The firm has hired market veteran Helene Williamson to lead a team in London and Hong Kong due to institutional investor demand. It says it will be launching new products in time.
First State unveils EM debt team to fill product gap

First State Investments (FSI) has moved to fill a substantial product gap by establishing an emerging markets debt team in response to demand from institutional investors around the world.

The international arm of Colonial First State – Commonwealth Bank of Australia’s asset management business – has hired 30-year market veteran Helene Williamson from F&C Asset Management to lead this team.

She is due to start in September based in London, where she will be supported by four new investment specialists, as well as two existing staff based in Hong Kong on the firm’s global fixed interest and credit team.

“We have seen an increasing amount of interest for emerging market debt from existing client relationships and general discussions in the marketplace and felt that was a gap we wanted to fill,” says Michael Stapleton, FSI’s regional managing director for Asia and Japan.

“We are seeing genuine global interest from pension funds, sovereign wealth funds and insurance companies right around the world.

“There are more and more investors from Europe, North America and Australia either increasing their allocations or investing in emerging market debt for the very first time. And clearly institutions in emerging markets will continue to increase those exposures.”

He says FSI has been looking to provide an EM debt capability for some time on the debt side, and stresses that Williamson’s appointment is just the first step in developing that. “We will, in time, launch new products around this new team,” he adds.

While FSI’s Australian operation already has about $55 billion of assets in credit, fixed interest and cash, and FSI manages over $44 billion in Asia-Pacific and global emerging market equity funds, the firm has not had emerging market debt capabilities to speak of.
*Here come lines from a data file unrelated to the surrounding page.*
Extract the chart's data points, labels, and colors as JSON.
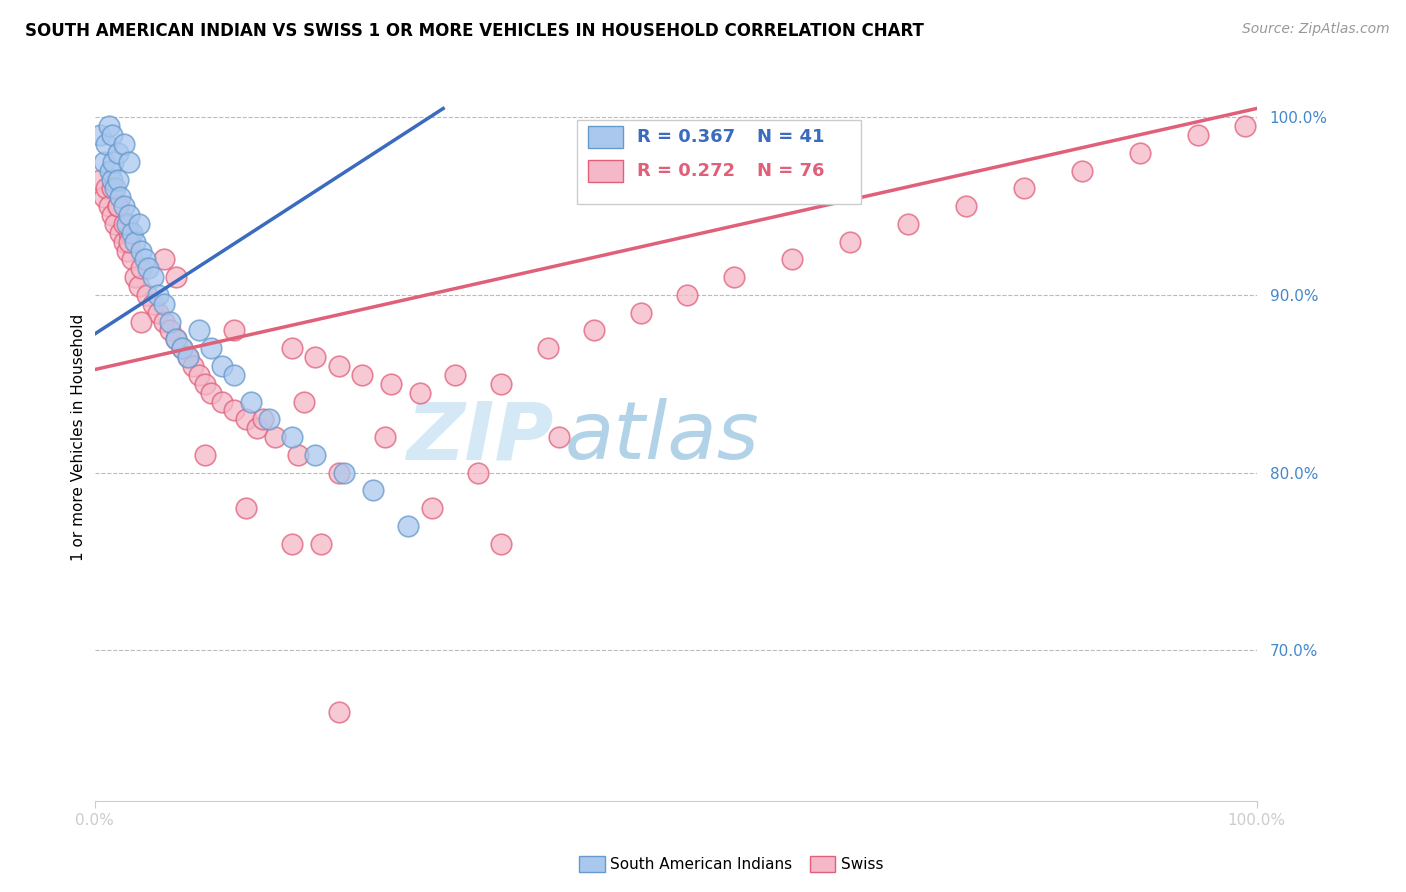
{
  "title": "SOUTH AMERICAN INDIAN VS SWISS 1 OR MORE VEHICLES IN HOUSEHOLD CORRELATION CHART",
  "source": "Source: ZipAtlas.com",
  "ylabel": "1 or more Vehicles in Household",
  "xlim": [
    0.0,
    1.0
  ],
  "ylim": [
    0.615,
    1.025
  ],
  "ytick_vals": [
    0.7,
    0.8,
    0.9,
    1.0
  ],
  "ytick_labels": [
    "70.0%",
    "80.0%",
    "90.0%",
    "100.0%"
  ],
  "xtick_vals": [
    0.0,
    1.0
  ],
  "xtick_labels": [
    "0.0%",
    "100.0%"
  ],
  "blue_line_x": [
    0.0,
    0.3
  ],
  "blue_line_y": [
    0.878,
    1.005
  ],
  "pink_line_x": [
    0.0,
    1.0
  ],
  "pink_line_y": [
    0.858,
    1.005
  ],
  "blue_color": "#3a6bbf",
  "pink_color": "#e0607a",
  "blue_face": "#aac8ee",
  "blue_edge": "#6699cc",
  "pink_face": "#f5b8c8",
  "pink_edge": "#e0607a",
  "blue_x": [
    0.005,
    0.008,
    0.01,
    0.012,
    0.013,
    0.015,
    0.016,
    0.018,
    0.02,
    0.022,
    0.025,
    0.028,
    0.03,
    0.032,
    0.035,
    0.038,
    0.04,
    0.043,
    0.046,
    0.05,
    0.055,
    0.06,
    0.065,
    0.07,
    0.075,
    0.08,
    0.09,
    0.1,
    0.11,
    0.12,
    0.135,
    0.15,
    0.17,
    0.19,
    0.215,
    0.24,
    0.27,
    0.015,
    0.02,
    0.025,
    0.03
  ],
  "blue_y": [
    0.99,
    0.975,
    0.985,
    0.995,
    0.97,
    0.965,
    0.975,
    0.96,
    0.965,
    0.955,
    0.95,
    0.94,
    0.945,
    0.935,
    0.93,
    0.94,
    0.925,
    0.92,
    0.915,
    0.91,
    0.9,
    0.895,
    0.885,
    0.875,
    0.87,
    0.865,
    0.88,
    0.87,
    0.86,
    0.855,
    0.84,
    0.83,
    0.82,
    0.81,
    0.8,
    0.79,
    0.77,
    0.99,
    0.98,
    0.985,
    0.975
  ],
  "pink_x": [
    0.005,
    0.008,
    0.01,
    0.012,
    0.015,
    0.018,
    0.02,
    0.022,
    0.025,
    0.028,
    0.03,
    0.032,
    0.035,
    0.038,
    0.04,
    0.045,
    0.05,
    0.055,
    0.06,
    0.065,
    0.07,
    0.075,
    0.08,
    0.085,
    0.09,
    0.095,
    0.1,
    0.11,
    0.12,
    0.13,
    0.14,
    0.155,
    0.17,
    0.19,
    0.21,
    0.23,
    0.255,
    0.28,
    0.31,
    0.35,
    0.39,
    0.43,
    0.47,
    0.51,
    0.55,
    0.6,
    0.65,
    0.7,
    0.75,
    0.8,
    0.85,
    0.9,
    0.95,
    0.99,
    0.015,
    0.02,
    0.025,
    0.03,
    0.06,
    0.07,
    0.12,
    0.18,
    0.25,
    0.33,
    0.4,
    0.145,
    0.175,
    0.21,
    0.095,
    0.04,
    0.17,
    0.29,
    0.195,
    0.13,
    0.35,
    0.21
  ],
  "pink_y": [
    0.965,
    0.955,
    0.96,
    0.95,
    0.945,
    0.94,
    0.95,
    0.935,
    0.93,
    0.925,
    0.935,
    0.92,
    0.91,
    0.905,
    0.915,
    0.9,
    0.895,
    0.89,
    0.885,
    0.88,
    0.875,
    0.87,
    0.865,
    0.86,
    0.855,
    0.85,
    0.845,
    0.84,
    0.835,
    0.83,
    0.825,
    0.82,
    0.87,
    0.865,
    0.86,
    0.855,
    0.85,
    0.845,
    0.855,
    0.85,
    0.87,
    0.88,
    0.89,
    0.9,
    0.91,
    0.92,
    0.93,
    0.94,
    0.95,
    0.96,
    0.97,
    0.98,
    0.99,
    0.995,
    0.96,
    0.95,
    0.94,
    0.93,
    0.92,
    0.91,
    0.88,
    0.84,
    0.82,
    0.8,
    0.82,
    0.83,
    0.81,
    0.8,
    0.81,
    0.885,
    0.76,
    0.78,
    0.76,
    0.78,
    0.76,
    0.665
  ],
  "background_color": "#ffffff",
  "watermark_zip_color": "#cce0f5",
  "watermark_atlas_color": "#99bbdd",
  "title_fontsize": 12,
  "source_fontsize": 10,
  "tick_color": "#4488cc",
  "tick_fontsize": 11
}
But Stapleton denies that what is happening in the US and European fixed income markets has acted as a trigger for this move. “The broad trigger is the increase in demand for emerging markets as an asset class both on the equity and debt side,” he confirms.

Asked why FSI has chosen London as the base for the bulk of its emerging markets debt team, Stapleton says it was a question of where the existing talent was.

“Most of the emerging market fixed interest talent is based in the UK, Europe and the US and there are very few firms which have a broad emerging market capability in Asia,” he notes. “Non-Asia is a very big part of the emerging market fixed interest space.”

Williamson will report to Gary Withers, the firm’s regional managing director for Europe, Middle East and Africa.

She joins FSI from F&C Asset Management, where for the past 15 years she was head of emerging market debt. This included five years as head of fixed income.

Prior to that, from 1978 to 1995 she was a senior trader and held several emerging markets roles from credit restructuring to portfolio trading at Bankers Trust Company in London and New York.